Primeiro, um pouco de contexto: trata-se de muito mais do que as conversações de Coopenhagen de 2009, trata-se do fracasso de 20 conferências de partidos e não apenas de uma. É sobre o fracasso da conferência em nos representar ou à nossa Mãe Terra.
As marchas levam ao desespero, quando a acção colectiva pede humildemente aos que governam por nós e sobre nós a reparação das queixas. Ao mesmo tempo, sabendo que aqueles que nos representam não podem e não irão tomar medidas significativas – apenas falando da boca para fora em benefício da propaganda dos grandes meios de comunicação social. Foi o que aconteceu com as acções colectivas anti-guerra em massa, apesar da sua quase vitória.
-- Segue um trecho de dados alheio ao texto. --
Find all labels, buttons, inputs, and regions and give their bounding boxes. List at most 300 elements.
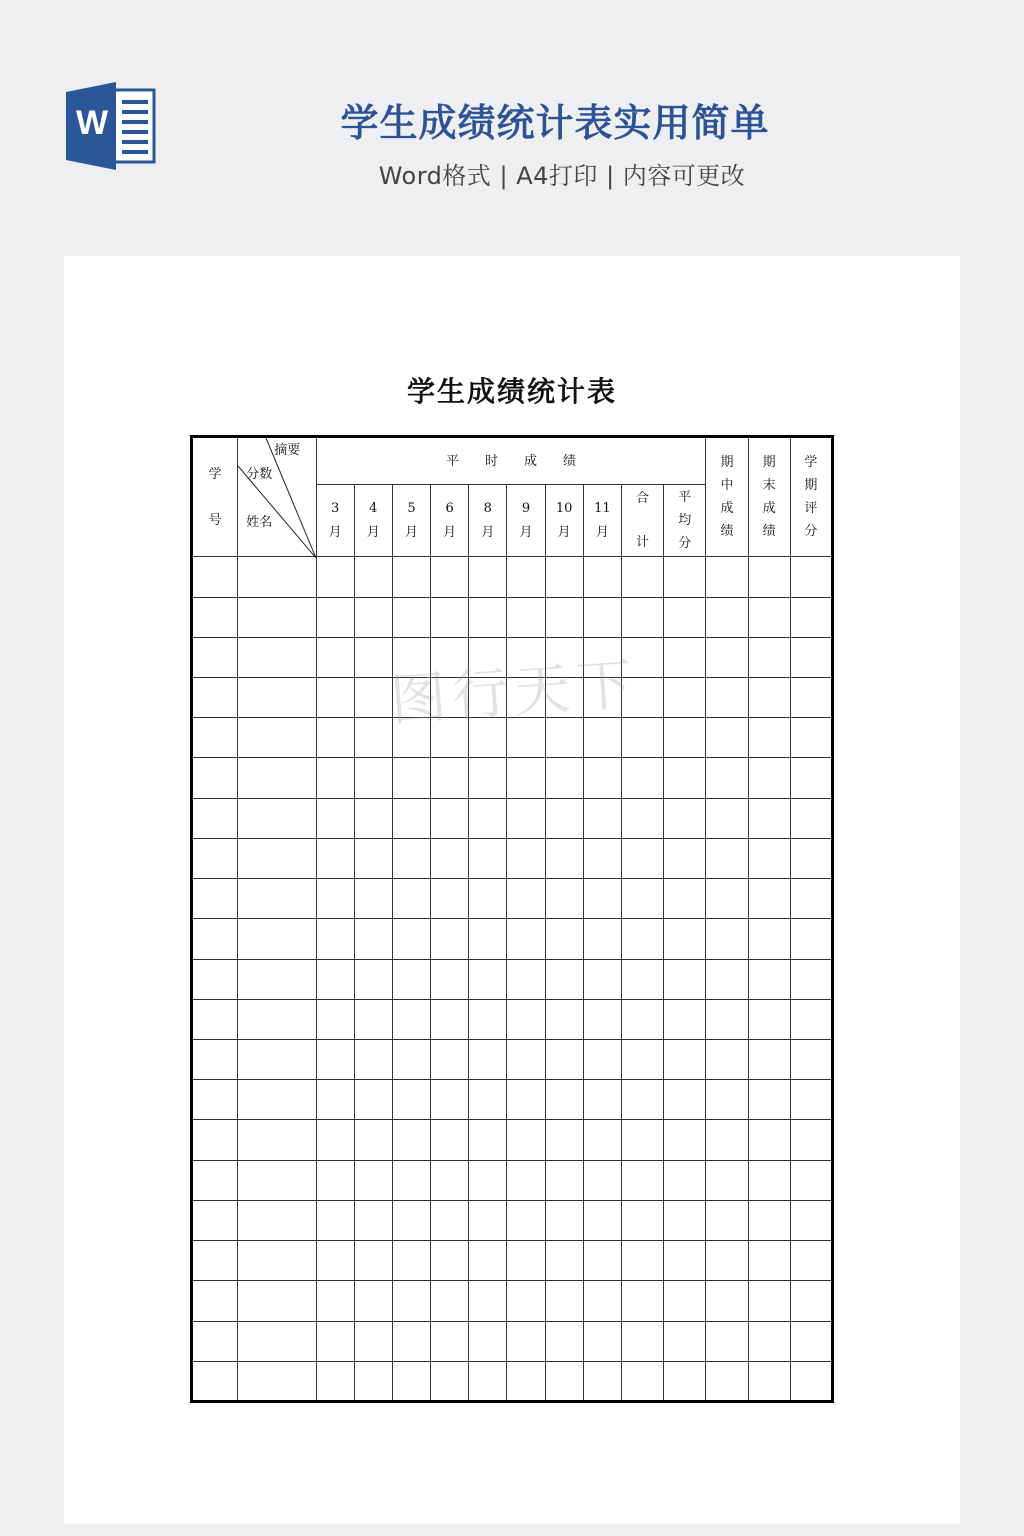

Para que as acções colectivas em Paris sejam fortalecedoras, eles precisam de compreender que as partes na COP 21 NÃO PODEM e NÃO nos representam ou representam os melhores interesses dos sistemas de suporte à vida planetária. Esperar ou mesmo exigir que a conferência das partes tome medidas significativas e eficazes em matéria de justiça climática é um convite ao desespero. A justiça climática só pode ocorrer através de marchas que reconheçam que o poder vem através da nossa acção colectiva, não da deles.